The information below is based on the Report of the Secretary-General to the Security Council (A/69/926–S/2015/409) issued on 5 June 2015.

Pakistan continued to face significant security challenges, posed in particular by armed groups and extremist groups, with schools being particularly targeted. Hundreds of civilians were killed or injured in dozens of attacks. In response, the Government launched a major offensive in North Waziristan in June to reduce the capacity of armed groups to strike within the country. In one of the most alarming incidents of the reporting period, on 16 December, nine gunmen stormed the Army Public School in Peshawar, firing on pupils and staff indiscriminately, and utilizing improvised explosive devices and hand grenades to maximize casualties. At least 132 boys, as young as 8 years of age, and several teachers and other staff members were killed. At least 133 persons were injured, the vast majority of them children. The Tehrik-i-Taliban Pakistan (TTP) claimed responsibility for the assault, stating that it was an act of revenge for the ongoing offensive in North Waziristan.

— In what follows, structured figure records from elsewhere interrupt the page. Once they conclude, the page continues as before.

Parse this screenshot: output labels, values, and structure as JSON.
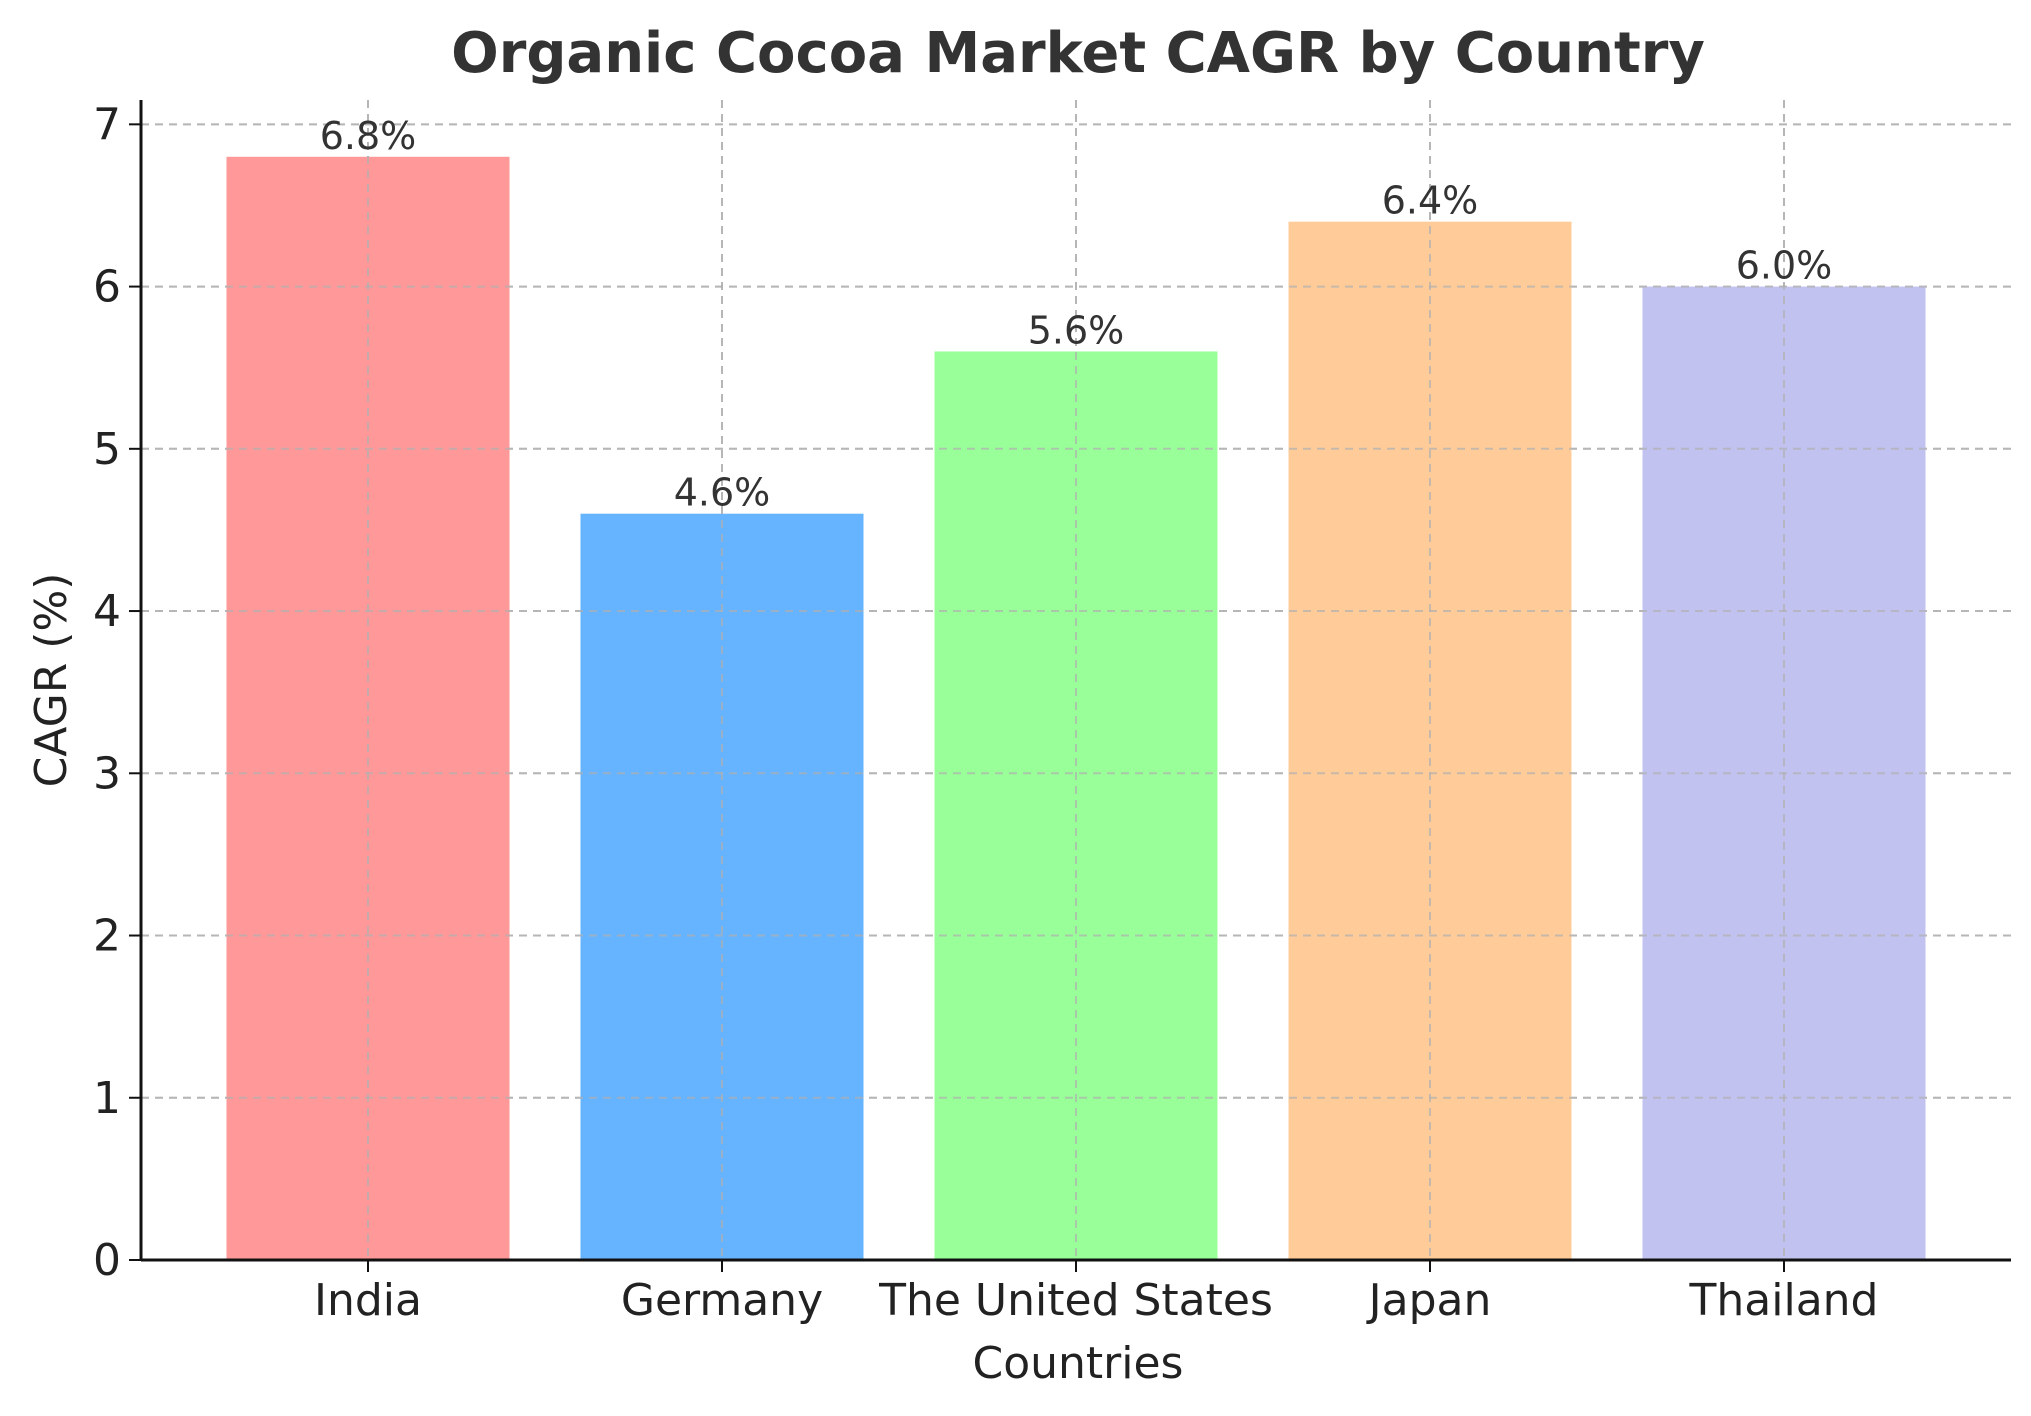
{
  "chart_data": {
    "type": "bar",
    "title": "Organic Cocoa Market CAGR by Country",
    "xlabel": "Countries",
    "ylabel": "CAGR (%)",
    "categories": [
      "India",
      "Germany",
      "The United States",
      "Japan",
      "Thailand"
    ],
    "values": [
      6.8,
      4.6,
      5.6,
      6.4,
      6.0
    ],
    "data_labels": [
      "6.8%",
      "4.6%",
      "5.6%",
      "6.4%",
      "6.0%"
    ],
    "colors": [
      "#ff9999",
      "#66b3ff",
      "#99ff99",
      "#ffcc99",
      "#c2c2f0"
    ],
    "ylim": [
      0,
      7.15
    ],
    "yticks": [
      0,
      1,
      2,
      3,
      4,
      5,
      6,
      7
    ],
    "grid": true
  }
}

Although exact figures of child casualties were not always available, sectarian violence and hundreds of indiscriminate attacks, including by improvised explosive devices and suicide bombers, continued to affect children in several areas, with Baluchistan and Khyber Pakhtunkhwa Provinces most affected. In February, for example, in Peshawar, a suicide bomb in the crowded Koocha Risaldar area near Qissa Khawani bazaar reportedly killed 10 persons, the majority of whom were women and children, and injured 48 others.

Armed groups continued to regularly attack educational institutions. At least 40 secular schools were reportedly attacked, mainly in Khyber Pakhtunkhwa province, the Federally Administered Tribal Areas and in Balochistan Province. In January, for example, a suicide bomber reportedly blew himself up outside the gates of a school in Hangu, Khyber Pakhtunkhwa province, killing a 14-year-old boy who was trying to prevent the attacker from entering the school. In February, an improvised explosive device exploded outside school gates in Karak, Khyber Pakhtunkhwa Province, reportedly injuring 13 children and the school principal. In the wake of the December 16 attack on the Army Public School in Peshawar, all educational institutions across Pakistan were closed for a period of three to four weeks, thereby disrupting education.

Attacks on polio workers by TTP-affiliated and other armed elements continued unabated in 2014, resulting in the killing of at least nine such workers and several police and security personnel providing escorts for the conduct of polio campaigns. For example, in January, three persons were reportedly killed and two others injured by four armed elements in Karachi. In Balochistan, on 26 November, four polio workers, including three women, were reportedly shot dead and three other members of the polio vaccination team were wounded by two gunmen on a motorcycle. On 9 December, in Faisalabad, Punjab, a schoolteacher volunteering in a polio vaccination campaign was reportedly shot by armed elements on a motorcycle. The Taliban splinter faction Jundullah claimed responsibility for the attack.

Interaction on child protection between the United Nations and the Pakistani authorities continued throughout 2014. For example, with United Nations support, the Government of Gilgit-Baltistan approved a comparatively substantial budgetary allocation for the establishment of child protection services. One area of concern is the reports of detention of children for alleged association with armed groups a nd on national security charges. In January 2015, the Parliament of Pakistan passed a constitutional amendment on the establishment of military courts for a duration of 24 months, wherein civilian suspects accused of acts of terrorism will be tried. Military courts are inappropriate forums for hearing cases involving children since they do not fully recognize the special status of juveniles in conflict with the law. I urge the Government to ensure that any children arrested for their alleged associated with armed groups or under security charges are treated primarily as victims. In all circumstances children are entitled to benefit from the special status of juvenile in conflict with the law in conformity with international human rights law.